1. Data Modeling: Create a Star Diagram
When your data is modeled in a star schema format, Power Pivot works at its best.
Transactional data, such as sales, orders, or inventory changes, are contained in fact tables.
Dimension tables: Include details about customers, products, and dates.
Steer clear of:
Normalized relationships between dimensions are known as snowflake schemas.
Relationships between many people when they can be made simpler.
Why?
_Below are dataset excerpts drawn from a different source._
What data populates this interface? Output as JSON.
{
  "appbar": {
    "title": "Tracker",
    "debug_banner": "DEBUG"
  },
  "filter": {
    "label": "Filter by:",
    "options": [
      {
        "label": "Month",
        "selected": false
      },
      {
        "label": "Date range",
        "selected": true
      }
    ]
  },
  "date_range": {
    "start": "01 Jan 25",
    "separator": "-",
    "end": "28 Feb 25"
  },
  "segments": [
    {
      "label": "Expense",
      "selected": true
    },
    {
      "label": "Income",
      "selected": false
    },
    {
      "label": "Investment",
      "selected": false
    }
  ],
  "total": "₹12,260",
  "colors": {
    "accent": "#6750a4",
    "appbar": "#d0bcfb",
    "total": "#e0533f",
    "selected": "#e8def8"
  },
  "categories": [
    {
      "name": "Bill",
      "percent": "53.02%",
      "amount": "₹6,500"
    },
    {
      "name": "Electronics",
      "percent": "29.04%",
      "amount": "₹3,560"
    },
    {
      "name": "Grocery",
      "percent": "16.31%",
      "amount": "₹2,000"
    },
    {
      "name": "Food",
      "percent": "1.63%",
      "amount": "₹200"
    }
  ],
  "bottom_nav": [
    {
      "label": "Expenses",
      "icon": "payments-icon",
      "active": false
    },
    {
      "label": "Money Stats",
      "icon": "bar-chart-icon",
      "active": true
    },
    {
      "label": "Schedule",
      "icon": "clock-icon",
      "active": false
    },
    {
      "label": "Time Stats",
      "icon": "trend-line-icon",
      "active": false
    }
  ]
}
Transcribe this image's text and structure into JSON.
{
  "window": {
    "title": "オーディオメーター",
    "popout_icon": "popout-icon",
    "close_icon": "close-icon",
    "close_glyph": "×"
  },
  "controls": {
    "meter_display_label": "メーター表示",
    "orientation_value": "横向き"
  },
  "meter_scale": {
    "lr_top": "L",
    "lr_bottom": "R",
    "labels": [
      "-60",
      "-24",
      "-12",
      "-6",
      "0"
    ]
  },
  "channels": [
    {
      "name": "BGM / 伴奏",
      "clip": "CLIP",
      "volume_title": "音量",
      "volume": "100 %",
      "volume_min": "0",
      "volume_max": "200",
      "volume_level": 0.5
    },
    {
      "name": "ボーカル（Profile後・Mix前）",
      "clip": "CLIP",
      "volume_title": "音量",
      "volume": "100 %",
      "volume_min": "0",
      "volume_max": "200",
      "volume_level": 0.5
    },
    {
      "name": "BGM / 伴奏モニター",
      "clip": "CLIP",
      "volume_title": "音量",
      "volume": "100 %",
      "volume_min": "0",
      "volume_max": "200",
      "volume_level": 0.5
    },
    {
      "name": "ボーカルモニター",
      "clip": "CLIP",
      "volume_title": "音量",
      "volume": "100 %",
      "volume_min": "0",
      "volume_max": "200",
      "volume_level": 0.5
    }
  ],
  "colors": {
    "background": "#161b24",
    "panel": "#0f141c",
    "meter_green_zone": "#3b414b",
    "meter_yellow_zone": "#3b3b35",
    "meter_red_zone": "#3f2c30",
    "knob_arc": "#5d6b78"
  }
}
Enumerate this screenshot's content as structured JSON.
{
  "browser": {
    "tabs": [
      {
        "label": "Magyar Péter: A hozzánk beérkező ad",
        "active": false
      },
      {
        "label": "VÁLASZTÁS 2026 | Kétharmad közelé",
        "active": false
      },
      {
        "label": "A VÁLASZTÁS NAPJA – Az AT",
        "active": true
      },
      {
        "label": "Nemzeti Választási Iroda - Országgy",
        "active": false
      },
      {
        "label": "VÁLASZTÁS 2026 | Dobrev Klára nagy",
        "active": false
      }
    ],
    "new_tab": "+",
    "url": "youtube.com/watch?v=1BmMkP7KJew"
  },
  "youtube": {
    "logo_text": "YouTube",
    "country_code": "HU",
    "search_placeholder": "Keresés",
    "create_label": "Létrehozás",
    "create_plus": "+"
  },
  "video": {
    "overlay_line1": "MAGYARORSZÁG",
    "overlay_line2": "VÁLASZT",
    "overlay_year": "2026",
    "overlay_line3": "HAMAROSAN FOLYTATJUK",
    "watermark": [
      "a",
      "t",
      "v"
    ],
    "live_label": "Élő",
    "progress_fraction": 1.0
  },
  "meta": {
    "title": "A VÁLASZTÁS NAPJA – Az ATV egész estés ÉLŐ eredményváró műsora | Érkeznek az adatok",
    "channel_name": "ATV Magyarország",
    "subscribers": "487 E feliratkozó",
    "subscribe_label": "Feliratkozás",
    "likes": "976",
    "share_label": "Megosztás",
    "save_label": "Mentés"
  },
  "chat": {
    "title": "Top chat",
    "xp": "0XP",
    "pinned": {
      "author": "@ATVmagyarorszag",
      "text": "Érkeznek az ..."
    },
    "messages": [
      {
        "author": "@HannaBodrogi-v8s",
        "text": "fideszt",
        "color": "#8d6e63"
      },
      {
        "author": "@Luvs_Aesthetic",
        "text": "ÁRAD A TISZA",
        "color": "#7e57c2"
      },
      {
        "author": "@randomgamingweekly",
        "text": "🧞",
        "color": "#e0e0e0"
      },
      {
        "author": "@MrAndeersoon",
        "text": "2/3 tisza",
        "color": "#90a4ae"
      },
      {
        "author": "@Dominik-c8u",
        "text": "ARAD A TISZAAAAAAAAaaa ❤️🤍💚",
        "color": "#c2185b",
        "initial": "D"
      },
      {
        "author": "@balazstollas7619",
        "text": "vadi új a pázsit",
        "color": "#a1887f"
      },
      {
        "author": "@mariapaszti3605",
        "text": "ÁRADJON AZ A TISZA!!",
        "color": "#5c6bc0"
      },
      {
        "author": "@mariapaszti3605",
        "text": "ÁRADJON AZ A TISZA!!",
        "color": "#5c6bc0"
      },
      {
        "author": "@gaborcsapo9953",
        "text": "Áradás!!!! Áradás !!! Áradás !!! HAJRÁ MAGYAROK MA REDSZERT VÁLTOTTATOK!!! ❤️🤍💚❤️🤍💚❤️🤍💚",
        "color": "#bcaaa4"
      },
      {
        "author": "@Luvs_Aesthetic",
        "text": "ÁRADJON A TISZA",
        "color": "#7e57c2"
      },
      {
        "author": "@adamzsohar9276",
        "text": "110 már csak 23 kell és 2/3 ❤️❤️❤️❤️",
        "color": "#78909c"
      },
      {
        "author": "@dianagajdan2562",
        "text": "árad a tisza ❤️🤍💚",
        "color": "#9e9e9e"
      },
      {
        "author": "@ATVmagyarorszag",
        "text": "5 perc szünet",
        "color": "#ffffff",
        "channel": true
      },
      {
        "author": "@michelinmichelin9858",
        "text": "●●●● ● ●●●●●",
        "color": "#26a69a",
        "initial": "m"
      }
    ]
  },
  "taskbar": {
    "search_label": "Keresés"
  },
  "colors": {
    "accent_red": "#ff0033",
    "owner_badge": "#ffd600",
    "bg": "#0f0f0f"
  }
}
Because star schemas make joins simpler and boost the efficiency of Power Pivot's and Power BI's VertiPaq storage engine.
2. Lower the Volume of Data Early
Eliminate superfluous data as soon as you can, preferably at the data source or in Power Query.
Eliminate unnecessary rows, such as test or archived data.
Eliminate any columns that aren't utilized in any filters, visuals, or measures.
3. Optimize Columns and Data Types
- Use numeric or integer columns instead of text wherever possible.
- Replace repeated text values (e.g., "New York," "California") with numeric surrogate keys.
- Avoid high-cardinality columns (e.g., GUIDs or timestamps with milliseconds).
- Don't include unnecessary long text fields like descriptions or notes.
Why: Fewer unique values per column improve compression efficiency and reduce memory usage.
4. Prefer Measures Over Calculated Columns
- Use measures for all calculations that can be done at query time (like sums, averages, counts).
- Avoid calculated columns unless you need them to establish relationships or define keys.
Why: Measures are evaluated only when needed, while calculated columns are stored in memory and can increase the data model size significantly.
5. Use Aggregations
Where appropriate, use pre-aggregated data or summary tables for performance.
- Pre-group data in Power Query or at the source (e.g., monthly totals).
- Create summary tables that support high-level dashboards without querying full-detail tables.
6. Optimize DAX Calculations
- Avoid complex nested CALCULATE or FILTER unless necessary.
- Use variables (VAR) to store results and reuse them within a measure.
- Use iterators (SUMX, AVERAGEX) only when required.
- Optimizing functions like DISTINCT COUNT over manual row counts is preferred.
Why: Efficient DAX leads to faster visuals and better memory usage.
7. Improve Compression and Storage with VertiPaq Analyzer
Use DAX Studio and VertiPaq Analyzer to examine your data model.
- Check for large tables or uncompressed columns.
- Identify columns with high cardinality or poor compression.
- Reorder data or split date/time fields if necessary.
Tips for better compression:
- Sort tables before loading.
- Convert long text fields to category codes if needed.
- Use consistent formatting for dates and numbers.
8. Relationship Optimization
- Use single-column relationships wherever possible.
- Ensure dimension tables are smaller and well-indexed.
- Avoid bi-directional relationships unless absolutely needed (they increase model complexity and performance cost).
9. Manage Data Refreshes
- Schedule data refreshes during low-usage hours.
- Use incremental refresh for large tables to avoid full reloads.
- Prefer query folding in Power Query so that the source database handles transformations.